People in their 30s don't get colorectal cancer — or so Christine Benson thought.

That is, until November 2017 when she received a diagnosis a week after her 37th birthday. The Port Hope, Ont.-based artist with a four-year-old daughter felt her world was turned upside down.

That same diagnosis was similarly shocking for Paritosh Mehta, who was diagnosed in early 2018 at age 50.

"I thought to myself, 'But I have so much to do in life!'" Paritosh recalls. "I have a partner, I have aging parents to take care of. I have responsibilities and ambitions. Are these going to pass me by?"

Christine and Paritosh are increasingly less rare, as the rate of colorectal cancer in young adults is on the rise. Someone born in 1990 now has double the risk of developing colon cancer and quadruple the risk of rectal cancer compared with people born in the 1950s.

Knowing that younger patients can benefit from specialized care, Sunnybrook created the Young Adult Colorectal Cancer Clinic. Dr. Shady Ashamalla, head of general surgery, leads a multidisciplinary clinical team that includes surgeons, social workers, and sexual health and fertility experts to address the distinctive needs of adults aged 50 and younger.

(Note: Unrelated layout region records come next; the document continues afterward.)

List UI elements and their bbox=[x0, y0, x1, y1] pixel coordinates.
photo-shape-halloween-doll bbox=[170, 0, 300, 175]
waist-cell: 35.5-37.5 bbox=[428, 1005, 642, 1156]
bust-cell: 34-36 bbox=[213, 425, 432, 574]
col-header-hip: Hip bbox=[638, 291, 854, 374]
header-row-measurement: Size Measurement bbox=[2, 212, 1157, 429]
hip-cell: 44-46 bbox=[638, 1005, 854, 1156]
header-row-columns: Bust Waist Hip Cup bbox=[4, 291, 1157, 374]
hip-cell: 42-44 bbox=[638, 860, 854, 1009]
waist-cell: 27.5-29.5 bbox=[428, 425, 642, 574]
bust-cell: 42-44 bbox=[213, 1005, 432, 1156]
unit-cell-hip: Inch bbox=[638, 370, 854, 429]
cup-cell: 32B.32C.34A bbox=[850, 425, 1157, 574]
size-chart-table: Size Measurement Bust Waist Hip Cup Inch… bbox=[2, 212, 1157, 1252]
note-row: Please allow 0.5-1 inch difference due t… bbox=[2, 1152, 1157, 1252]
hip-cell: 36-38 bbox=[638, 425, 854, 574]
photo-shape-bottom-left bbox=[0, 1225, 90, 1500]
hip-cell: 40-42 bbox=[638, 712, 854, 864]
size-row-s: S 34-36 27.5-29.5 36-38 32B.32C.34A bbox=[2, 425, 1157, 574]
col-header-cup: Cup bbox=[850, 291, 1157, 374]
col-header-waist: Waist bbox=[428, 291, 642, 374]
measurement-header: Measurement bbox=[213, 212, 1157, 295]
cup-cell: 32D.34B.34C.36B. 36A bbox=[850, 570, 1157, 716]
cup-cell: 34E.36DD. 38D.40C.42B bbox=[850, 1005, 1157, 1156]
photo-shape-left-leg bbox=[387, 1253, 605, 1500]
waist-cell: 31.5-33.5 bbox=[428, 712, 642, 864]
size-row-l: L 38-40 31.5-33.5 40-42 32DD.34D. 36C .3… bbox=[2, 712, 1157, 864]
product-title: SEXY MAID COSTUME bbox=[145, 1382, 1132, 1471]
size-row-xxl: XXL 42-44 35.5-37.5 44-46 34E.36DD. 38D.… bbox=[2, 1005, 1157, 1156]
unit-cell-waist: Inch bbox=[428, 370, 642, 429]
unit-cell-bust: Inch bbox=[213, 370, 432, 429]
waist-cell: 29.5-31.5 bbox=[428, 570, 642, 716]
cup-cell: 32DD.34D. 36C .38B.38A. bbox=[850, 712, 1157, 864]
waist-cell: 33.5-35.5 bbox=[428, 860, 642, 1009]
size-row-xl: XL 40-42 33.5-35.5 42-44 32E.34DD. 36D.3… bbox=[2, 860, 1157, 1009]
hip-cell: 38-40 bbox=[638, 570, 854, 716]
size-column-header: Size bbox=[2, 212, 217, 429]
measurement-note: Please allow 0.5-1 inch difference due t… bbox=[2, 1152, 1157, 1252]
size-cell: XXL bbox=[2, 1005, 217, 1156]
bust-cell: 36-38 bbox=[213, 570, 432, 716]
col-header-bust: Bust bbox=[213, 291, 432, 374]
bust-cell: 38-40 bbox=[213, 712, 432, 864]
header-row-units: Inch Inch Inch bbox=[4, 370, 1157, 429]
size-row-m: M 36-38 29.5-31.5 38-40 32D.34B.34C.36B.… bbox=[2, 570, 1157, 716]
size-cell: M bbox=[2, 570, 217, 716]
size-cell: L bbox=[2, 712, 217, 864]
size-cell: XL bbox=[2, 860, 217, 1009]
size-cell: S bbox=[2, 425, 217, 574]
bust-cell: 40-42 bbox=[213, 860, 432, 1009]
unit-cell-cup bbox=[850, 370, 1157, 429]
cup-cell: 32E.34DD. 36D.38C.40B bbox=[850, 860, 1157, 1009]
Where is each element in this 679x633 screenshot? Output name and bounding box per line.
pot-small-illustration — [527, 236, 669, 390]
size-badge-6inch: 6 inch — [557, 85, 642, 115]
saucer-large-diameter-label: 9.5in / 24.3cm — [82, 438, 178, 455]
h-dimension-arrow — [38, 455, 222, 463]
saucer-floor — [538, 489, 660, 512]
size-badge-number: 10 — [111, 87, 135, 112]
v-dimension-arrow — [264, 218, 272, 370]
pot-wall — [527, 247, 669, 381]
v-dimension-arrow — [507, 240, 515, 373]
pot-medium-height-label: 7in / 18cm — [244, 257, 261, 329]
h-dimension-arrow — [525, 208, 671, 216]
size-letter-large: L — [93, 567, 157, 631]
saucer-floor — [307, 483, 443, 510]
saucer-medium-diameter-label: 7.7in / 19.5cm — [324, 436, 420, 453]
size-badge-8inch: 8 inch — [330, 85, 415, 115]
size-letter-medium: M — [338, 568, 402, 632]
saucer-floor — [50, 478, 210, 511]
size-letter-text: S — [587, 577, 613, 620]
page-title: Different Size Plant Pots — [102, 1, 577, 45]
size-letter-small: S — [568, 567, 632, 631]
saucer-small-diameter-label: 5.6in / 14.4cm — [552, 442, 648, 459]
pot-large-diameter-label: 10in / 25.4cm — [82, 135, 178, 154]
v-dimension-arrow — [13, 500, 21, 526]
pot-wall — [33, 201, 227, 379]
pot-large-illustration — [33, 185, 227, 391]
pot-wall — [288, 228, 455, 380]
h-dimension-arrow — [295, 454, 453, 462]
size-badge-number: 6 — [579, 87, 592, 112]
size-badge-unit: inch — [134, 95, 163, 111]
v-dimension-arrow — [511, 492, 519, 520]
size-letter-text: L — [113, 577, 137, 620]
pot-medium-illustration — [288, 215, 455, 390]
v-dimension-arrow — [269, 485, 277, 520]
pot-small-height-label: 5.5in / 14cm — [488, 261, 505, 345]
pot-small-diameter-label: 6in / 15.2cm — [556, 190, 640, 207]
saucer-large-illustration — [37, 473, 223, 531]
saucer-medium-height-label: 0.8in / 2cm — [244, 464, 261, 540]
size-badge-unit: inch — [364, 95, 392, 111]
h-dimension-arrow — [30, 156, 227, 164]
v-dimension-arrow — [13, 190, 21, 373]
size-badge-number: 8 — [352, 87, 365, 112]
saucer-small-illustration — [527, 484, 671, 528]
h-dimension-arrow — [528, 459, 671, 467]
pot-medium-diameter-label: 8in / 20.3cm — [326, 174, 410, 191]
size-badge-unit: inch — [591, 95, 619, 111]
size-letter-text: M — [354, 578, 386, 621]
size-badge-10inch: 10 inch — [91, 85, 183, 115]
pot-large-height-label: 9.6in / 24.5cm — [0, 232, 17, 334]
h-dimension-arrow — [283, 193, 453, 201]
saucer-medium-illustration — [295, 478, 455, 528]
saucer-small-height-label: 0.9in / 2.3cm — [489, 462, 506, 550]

Diagnosed with colorectal cancer at 37, Christine is now cancer-free and back to playing with her daughter, Ella.

"Though it's a similar cancer care pathway whether a patient is 30 or 70, how the disease and treatment affects you is very different for a younger person," says Dr. Ashamalla. "Our clinic addresses needs specific to younger people that usually get glossed over, like 'Have you talked to your kids yet? What words did you use?'"

Christine greatly appreciated Dr. Ashamalla's empathetic approach, which put her at ease.

"There's a lot of fear, so it's easy to get ahead of yourself. But Dr. Ashamalla helped break down information into really manageable steps, always taking into account that I had a young daughter."

Dr. Ashamalla also focuses on streamlining the assessment process and using minimally invasive surgical methods so that patients are treated effectively with as little disruption to their full lives as possible.

For an active business professional like Paritosh, this approach was hugely beneficial. His cancer was diagnosed at an early stage, so Dr. Ashamalla could perform laparoscopic surgery to remove his tumour. Paritosh was back to work within three weeks, and working out at the gym in less than a month.

Paritosh was back at the gym one month post-surgery.

"I've had dental surgeries that were more complicated," he says.

Both Paritosh and Christine are now cancer-free and continue to be closely monitored at Sunnybrook. Thanks to the compassionate, personalized care they received, they have returned to the families and careers that they love.

"Dr. Ashamalla was always very realistic, but he told me right away that I would one day lead my life again like I did before," says Paritosh. "He was right."